Back On The Block: Speaking Up For Hurley Street

Jeff Deeney’s recent Philadelphia Weekly cover story on Hurley Street has provided a fulcrum upon which several important and constructive conversations about the city’s future — and more urgently, its present — are tilting back and forth. Was it a realistic portrayal of the desperate straits in which poor families are forced to live, or a hatchet job on a section of the city which can still lay claim to many safe and stable residential blocks? Is it more important for the city’s next mayor to understand the problems or to solve them? Is it too little to simply expect the former, and too much to expect the latter? Today, Deeney checks in with another Hurley Street family.

 

deeneythumbnail.jpgBY JEFF DEENEY

Mark Lutz moved to the 3200 block of Hurley Street in May of 1984, and he still lives there, with his daughter Shana, who is 19. Back in ’84, Hurley was your average Kensington block, packed tight with working-class families; the block was quiet despite the McVeigh Rec Center around the corner, on D Street and Ontario, which was a little loud and rowdy even then.

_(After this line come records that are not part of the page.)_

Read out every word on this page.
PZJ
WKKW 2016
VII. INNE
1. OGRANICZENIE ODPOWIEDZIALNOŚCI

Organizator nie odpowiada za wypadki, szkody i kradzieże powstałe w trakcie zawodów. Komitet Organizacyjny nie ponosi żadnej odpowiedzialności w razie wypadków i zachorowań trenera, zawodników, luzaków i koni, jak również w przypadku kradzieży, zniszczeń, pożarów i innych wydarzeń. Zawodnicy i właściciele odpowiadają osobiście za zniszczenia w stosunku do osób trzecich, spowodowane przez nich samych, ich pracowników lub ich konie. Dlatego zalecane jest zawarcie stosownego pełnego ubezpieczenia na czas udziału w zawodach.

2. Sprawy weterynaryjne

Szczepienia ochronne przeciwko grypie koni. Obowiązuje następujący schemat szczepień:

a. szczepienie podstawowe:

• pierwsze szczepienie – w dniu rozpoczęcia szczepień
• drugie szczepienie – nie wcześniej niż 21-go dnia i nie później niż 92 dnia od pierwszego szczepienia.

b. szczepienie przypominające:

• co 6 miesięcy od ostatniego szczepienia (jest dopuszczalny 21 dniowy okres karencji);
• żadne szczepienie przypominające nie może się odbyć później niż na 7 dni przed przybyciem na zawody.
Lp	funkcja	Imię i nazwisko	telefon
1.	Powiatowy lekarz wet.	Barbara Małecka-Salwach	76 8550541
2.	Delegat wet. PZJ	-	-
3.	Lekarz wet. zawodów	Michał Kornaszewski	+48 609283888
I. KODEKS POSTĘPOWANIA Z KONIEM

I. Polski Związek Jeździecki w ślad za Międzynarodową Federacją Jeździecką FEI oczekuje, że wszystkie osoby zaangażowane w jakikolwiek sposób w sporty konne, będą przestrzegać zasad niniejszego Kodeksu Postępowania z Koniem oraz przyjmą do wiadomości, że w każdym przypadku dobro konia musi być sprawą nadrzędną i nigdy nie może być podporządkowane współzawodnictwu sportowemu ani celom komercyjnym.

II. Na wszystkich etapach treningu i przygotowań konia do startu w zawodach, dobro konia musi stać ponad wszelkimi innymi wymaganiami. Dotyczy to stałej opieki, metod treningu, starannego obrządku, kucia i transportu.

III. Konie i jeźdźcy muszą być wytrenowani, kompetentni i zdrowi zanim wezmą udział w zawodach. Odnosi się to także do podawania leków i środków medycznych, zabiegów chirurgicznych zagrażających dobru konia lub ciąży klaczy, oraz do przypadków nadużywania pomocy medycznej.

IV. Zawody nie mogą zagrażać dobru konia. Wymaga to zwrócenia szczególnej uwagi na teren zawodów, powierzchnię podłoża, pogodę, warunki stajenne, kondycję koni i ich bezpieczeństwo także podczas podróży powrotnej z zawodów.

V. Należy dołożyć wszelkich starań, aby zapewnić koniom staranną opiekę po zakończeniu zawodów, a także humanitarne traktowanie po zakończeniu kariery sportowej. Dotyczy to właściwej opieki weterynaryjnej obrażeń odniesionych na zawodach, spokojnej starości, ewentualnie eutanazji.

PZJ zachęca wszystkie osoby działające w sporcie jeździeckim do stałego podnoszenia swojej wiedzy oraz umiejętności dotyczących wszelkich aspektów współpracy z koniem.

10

The only thing Mark remembers cluttering the sidewalk were leaves in the fall that blew over from adjacent streets. A bulky former Army reservist with close-cropped hair and a tail that comes to the nape of his neck, Mark has worked as a screen-printer for the past 14 years. All the streets around Hurley, from D Street all the way over to B and Cambria, were safe and well-maintained until around 15 years ago. He can’t remember exactly when but somewhere along the way things changed, almost overnight. The drugs came, the trash started piling up on the sidewalks.

 

“In Philadelphia, in general people don’t care,” Mark says, “but there’s no excuse for getting sucked into it.”deeneypw.jpg

 

The bond between Mark and his daughter Shana is clearly a close one. Shana’s mother was a drug addict, so the young woman leaned on her father pretty heavily growing up, and his loving guidance has clearly paid off. Shana Lutz graduated from Community Education Partners High School at Front Street and Hunting Park Avenue with a 3.9 GPA. She’s been saving money for college and plans to start at CCP majoring in early childhood education in January.

 

“I didn’t want to become what I seen on the streets,” she says.

 

I asked Mark how he feels about Hurley Street’s portrayal in the PW article. He says that parking on the street tends to turn over around 9 a.m. and has for a long time — a sign to him that more people in the neighborhood are working or otherwise constructively engaged than the article made it seem. He agrees that roping the street off every day in the summer is excessive, and doesn’t think that the block captain (who he says is self-appointed and, he believes, usually ‘dippin’,” or high on heroin, when he sees her) has a permit. Mark applied to have the street designated a play street in 1984 and was turned down by the city because of the block’s close proximity to the McVeigh Rec Center. He noted that the sign hanging from the rope this summer didn’t have a city seal on it.

 

On the story’s portrayal of spiraling urban violence: “I think it’s pretty accurate for Philly overall, but honestly, I feel safer in Kensington than I do in parts of the Northeast. At least here if there’s a problem there’s always a cop around the corner. It’s getting just as bad in parts of the Northeast and there, a cop might not respond for an hour. I think you’d be crazy to go to Southwest Philadelphia at night with all the shootings. I think about Southwest Philly when you ask me about a bad neighborhood.”

 

What does he consider a first step towards making the streets safer?

 

“Nobody fears the police any more. In the Rizzo administration, cops could rough you up and people knew it. Back then the police [got] more respect.”

 

Shana says she’s not afraid of the thugs in her neighborhood. She’s adapted to the way things are but would like to see things change for the better. What would Shana say if she had a chance to talk to likely future mayor Michael Nutter, on whom so much of the city’s hope for change presently hangs.”

 

“We need a hands-on mayor. We need somebody to help. We don’t need another official who just wears the title like a badge. We need someone who’s out here, finding out what these neighborhoods need, and then making sure the changes happen.”

 

Edited to add:

We emailed Shana’s comments to Nutter’s campaign and late this afternoon, received this response:

Shana, I think you’re absolutely right. The Mayor of Philadelphia needs to be the Mayor of the whole city; each and every neighborhood. During this campaign I’ve traveled to every section of this city and have seen the different problems that face each community. If I am elected Mayor I will continue to be out there in our neighborhoods, meeting the people, hearing their concerns and making sure that we take action to address them.

Thanks for getting back to us, Mike, and if you’re looking for an intern, we know this really smart girl named Shana . . . See you in the neighborhoods!